Monday, June 22, 2015

Deeper and deeper

After lunch I most wanted to go to sleep.  The sun was hot and the air was humid after the night's rain.  Sleeping was what I most wanted to do, especially as I have averaged six hours of sleep per night over the last week.

But I made myself drive over twenty miles across the county to three villages where medieval remains were being made accessible.

Above - first village, the church outwardly Georgian but enclosing a medieval core.  Odd little pastiche tower.  Inside tea and cake was available.

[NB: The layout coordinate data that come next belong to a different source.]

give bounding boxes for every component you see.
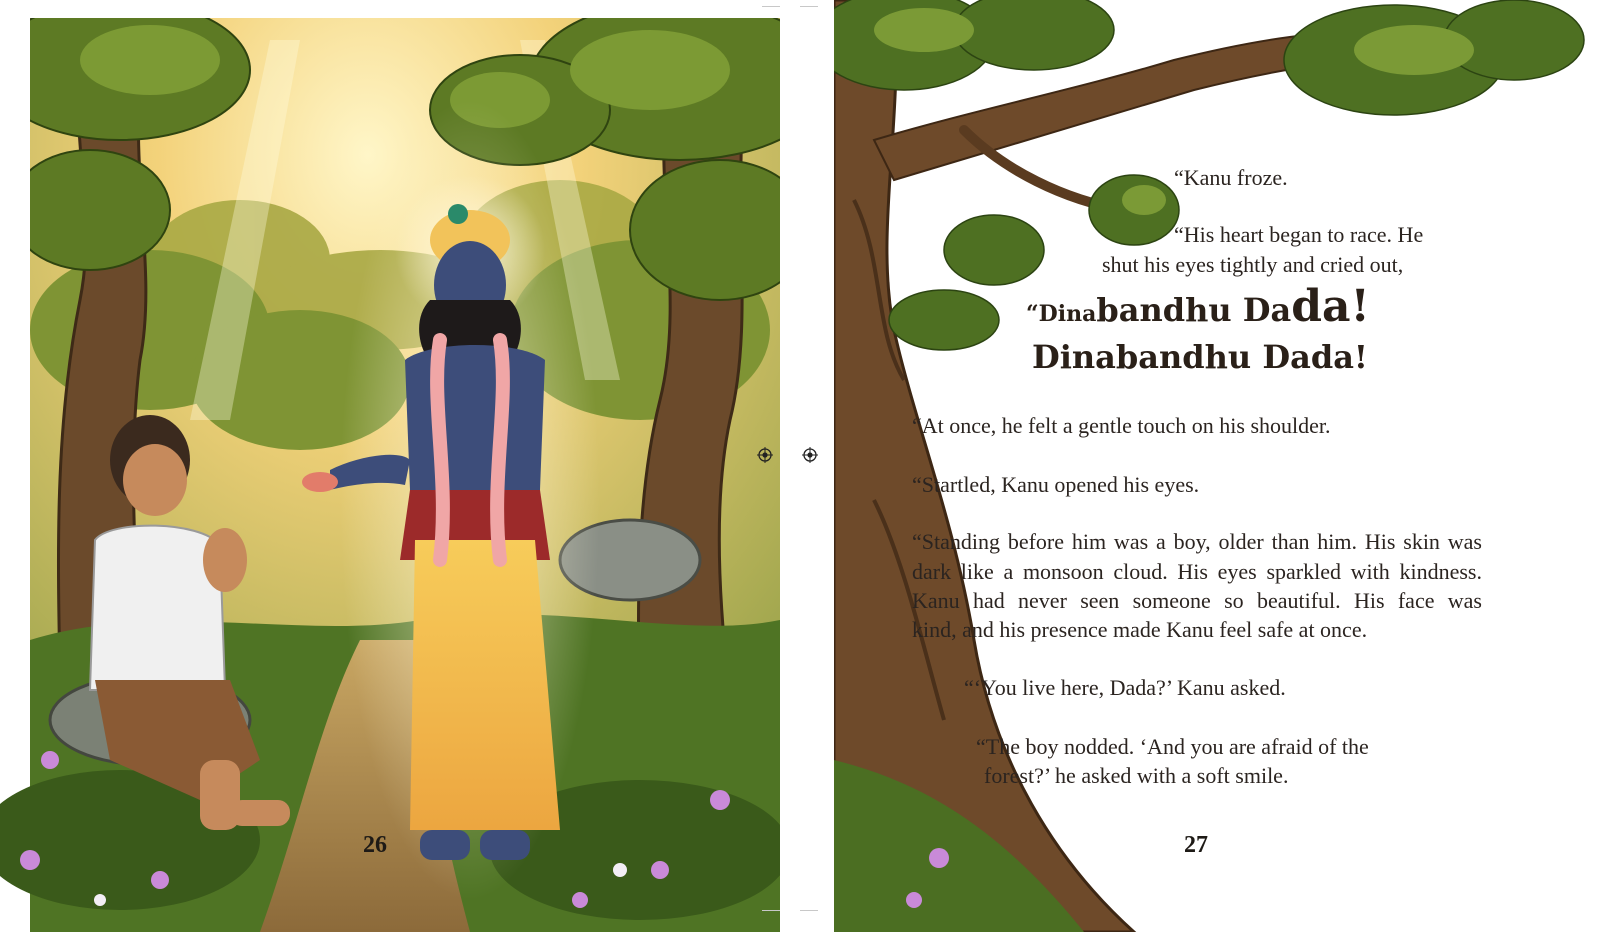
paragraph-opened-eyes: “Startled, Kanu opened his eyes. [912, 472, 1200, 497]
paragraph-kanu-froze: “Kanu froze. [1174, 165, 1288, 190]
registration-mark-right [802, 447, 818, 463]
cry-line-2: Dinabandhu Dada! [1032, 338, 1368, 376]
paragraph-boy-nodded-line1: “The boy nodded. ‘And you are afraid of the [976, 734, 1369, 759]
paragraph-boy-description-line2: dark like a monsoon cloud. His eyes sparkled with kindness. [912, 559, 1482, 584]
crop-mark [800, 6, 818, 7]
forest-illustration [0, 0, 780, 932]
paragraph-heart-race-line2: shut his eyes tightly and cried out, [1102, 252, 1404, 277]
paragraph-boy-description-line3: Kanu had never seen someone so beautiful. His face was [912, 588, 1482, 613]
crop-mark [762, 6, 780, 7]
paragraph-boy-description-line1: “Standing before him was a boy, older than him. His skin was [912, 529, 1482, 554]
crop-mark [800, 910, 818, 911]
gutter [780, 0, 834, 932]
paragraph-you-live-here: “‘You live here, Dada?’ Kanu asked. [964, 675, 1286, 700]
paragraph-boy-description-line4: kind, and his presence made Kanu feel safe at once. [912, 617, 1368, 642]
registration-mark-left [757, 447, 773, 463]
tree-border-illustration [834, 0, 1600, 932]
page-number-left: 26 [363, 832, 387, 858]
paragraph-heart-race-line1: “His heart began to race. He [1174, 222, 1424, 247]
left-page [0, 0, 780, 932]
right-page [834, 0, 1600, 932]
cry-line-1: “Dinabandhu Dada! [1026, 281, 1370, 332]
crop-mark [762, 910, 780, 911]
page-number-right: 27 [1184, 832, 1208, 858]
paragraph-gentle-touch: “At once, he felt a gentle touch on his shoulder. [912, 413, 1331, 438]
paragraph-boy-nodded-line2: forest?’ he asked with a soft smile. [984, 763, 1289, 788]
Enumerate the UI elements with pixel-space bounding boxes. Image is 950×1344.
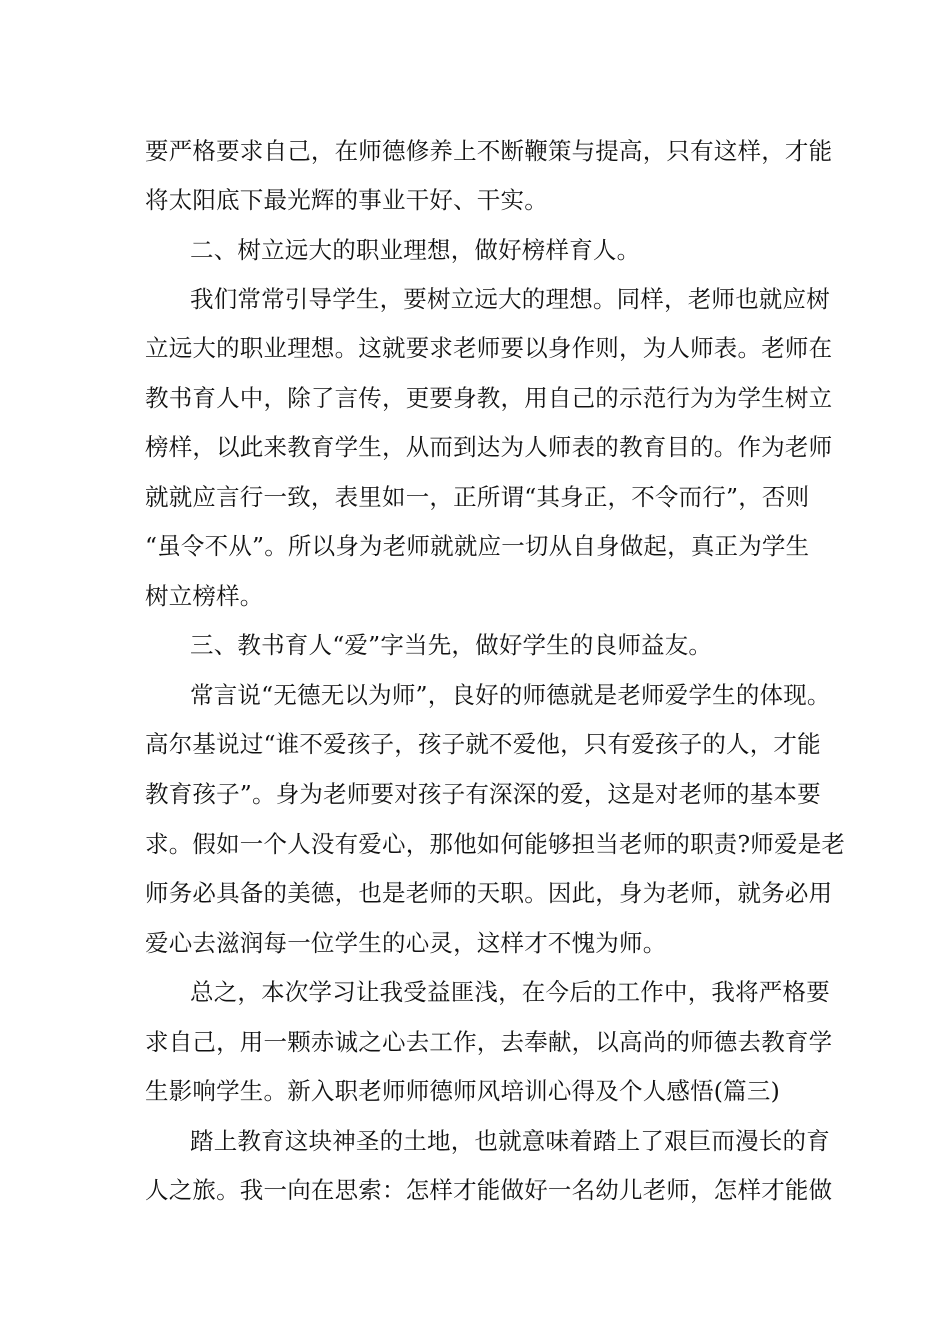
text-line: 将太阳底下最光辉的事业干好、干实。 xyxy=(145,186,548,214)
section-heading: 二、树立远大的职业理想，做好榜样育人。 xyxy=(190,236,641,264)
section-heading: 三、教书育人“爱”字当先，做好学生的良师益友。 xyxy=(190,631,713,659)
text-line: 要严格要求自己，在师德修养上不断鞭策与提高，只有这样，才能 xyxy=(145,137,833,165)
text-line: “虽令不从”。所以身为老师就就应一切从自身做起，真正为学生 xyxy=(145,532,810,560)
text-line: 生影响学生。新入职老师师德师风培训心得及个人感悟(篇三) xyxy=(145,1077,780,1105)
text-line: 师务必具备的美德，也是老师的天职。因此，身为老师，就务必用 xyxy=(145,879,833,907)
text-line: 榜样，以此来教育学生，从而到达为人师表的教育目的。作为老师 xyxy=(145,433,833,461)
text-line: 踏上教育这块神圣的土地，也就意味着踏上了艰巨而漫长的育 xyxy=(190,1127,830,1155)
text-line: 常言说“无德无以为师”，良好的师德就是老师爱学生的体现。 xyxy=(190,681,831,709)
text-line: 立远大的职业理想。这就要求老师要以身作则，为人师表。老师在 xyxy=(145,334,833,362)
text-line: 教书育人中，除了言传，更要身教，用自己的示范行为为学生树立 xyxy=(145,384,833,412)
text-line: 人之旅。我一向在思索：怎样才能做好一名幼儿老师，怎样才能做 xyxy=(145,1176,833,1204)
text-line: 教育孩子”。身为老师要对孩子有深深的爱，这是对老师的基本要 xyxy=(145,780,821,808)
text-line: 高尔基说过“谁不爱孩子，孩子就不爱他，只有爱孩子的人，才能 xyxy=(145,730,821,758)
text-line: 树立榜样。 xyxy=(145,582,264,610)
text-line: 爱心去滋润每一位学生的心灵，这样才不愧为师。 xyxy=(145,929,667,957)
text-line: 求。假如一个人没有爱心，那他如何能够担当老师的职责?师爱是老 xyxy=(145,830,846,858)
text-line: 就就应言行一致，表里如一，正所谓“其身正，不令而行”，否则 xyxy=(145,483,810,511)
text-line: 我们常常引导学生，要树立远大的理想。同样，老师也就应树 xyxy=(190,285,830,313)
text-line: 总之，本次学习让我受益匪浅，在今后的工作中，我将严格要 xyxy=(190,978,830,1006)
text-line: 求自己，用一颗赤诚之心去工作，去奉献，以高尚的师德去教育学 xyxy=(145,1028,833,1056)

Above:  in the churchyard was this truncated cross.  Pevsner says it is 14th century but gives no evidence for this conclusion.  Probably it is much older and predates the church.

Above:  inside the east end had a simple harmonious dignity.

Above:  second village, on a hill.  Again an 18th century exterior enclosing far older remains.  Although my photograph looks washed out, that's how the fierce sunlight made the world look (to my eyes).

Above:  inside it had an intact Georgian interior with box pews and these attractive communion rails.  Clear glass in the windows, which given the eminence of the building gave scintillating views over the countryside.  You may not suspect it from my photograph, but the church was packed with people having a tea party.

Above:  chief glory of the church is this sculpture (one of two) with 11th century carving - including a figure with wild hair.

Above:  deeper and deeper into the countryside, I stopped the car to try to find the earthworks of an ancient abbey.  After enquiring at a cottage, I was directed down this track.  The heat of the afternoon was almost unbearable.

Above:  the earthworks were on private property, so as I walked I kept half an eye on the farmhouse.  There was no sign of life.  Perhaps they were sleeping off a heavy lunch (possibly including a suet pudding with custard). 

Above:  at one point I had to walk through a gigantic midden (it was actually a massive dung heap, but midden sounds more polite).

Above:  after about half a mile the way was blocked by a gate and a field of cattle.  From the undulations in the landscape this was obviously the site of the abbey.  Perhaps the bovine herd had been placed here to deter antiquarian visitors such as myself.

Above:  beyond the fencing I could see the great earthworks.

Above:  third village, little more than a hamlet, the church Victorian built on the site of a much older structure.

Above:  huge fern growing in the lee of the north buttress.

Above:  inside all appeared Victorian, thoroughly restored in 1958.

Above:  but in a recess off the sanctuary was this fine 13th century recumbent effigy of a knight.  His feet rest on a dog.  From the carving he appears to be lying on a bed of flowers.

Above:  you can't really see in this photograph, but the carving of the head was very fine.  Note the surcoat of chain mail.  Angels either side of the head.

Above:  note the large pommel of the sword.  Professor Roberta Gilchrist of Reading University has advanced the theory that these sword pommels are phallic symbols, presumably meant to represent the size of the male reproductive organ (a sort of eternal boasting in stone).

Above:  in the stained glass window above the effigy was a Victorian representation of a martial Archangel Michael with his hand actually resting on his er... erect sword pommel.  Professor Gilchrist would no doubt tell us that the Commander of the Heavenly Hosts is in a state of arousal, and using his left hand to er... stimulate his er...  Or perhaps we should conclude that Professor Gilchrist has an over-active imagination and needs to calm herself.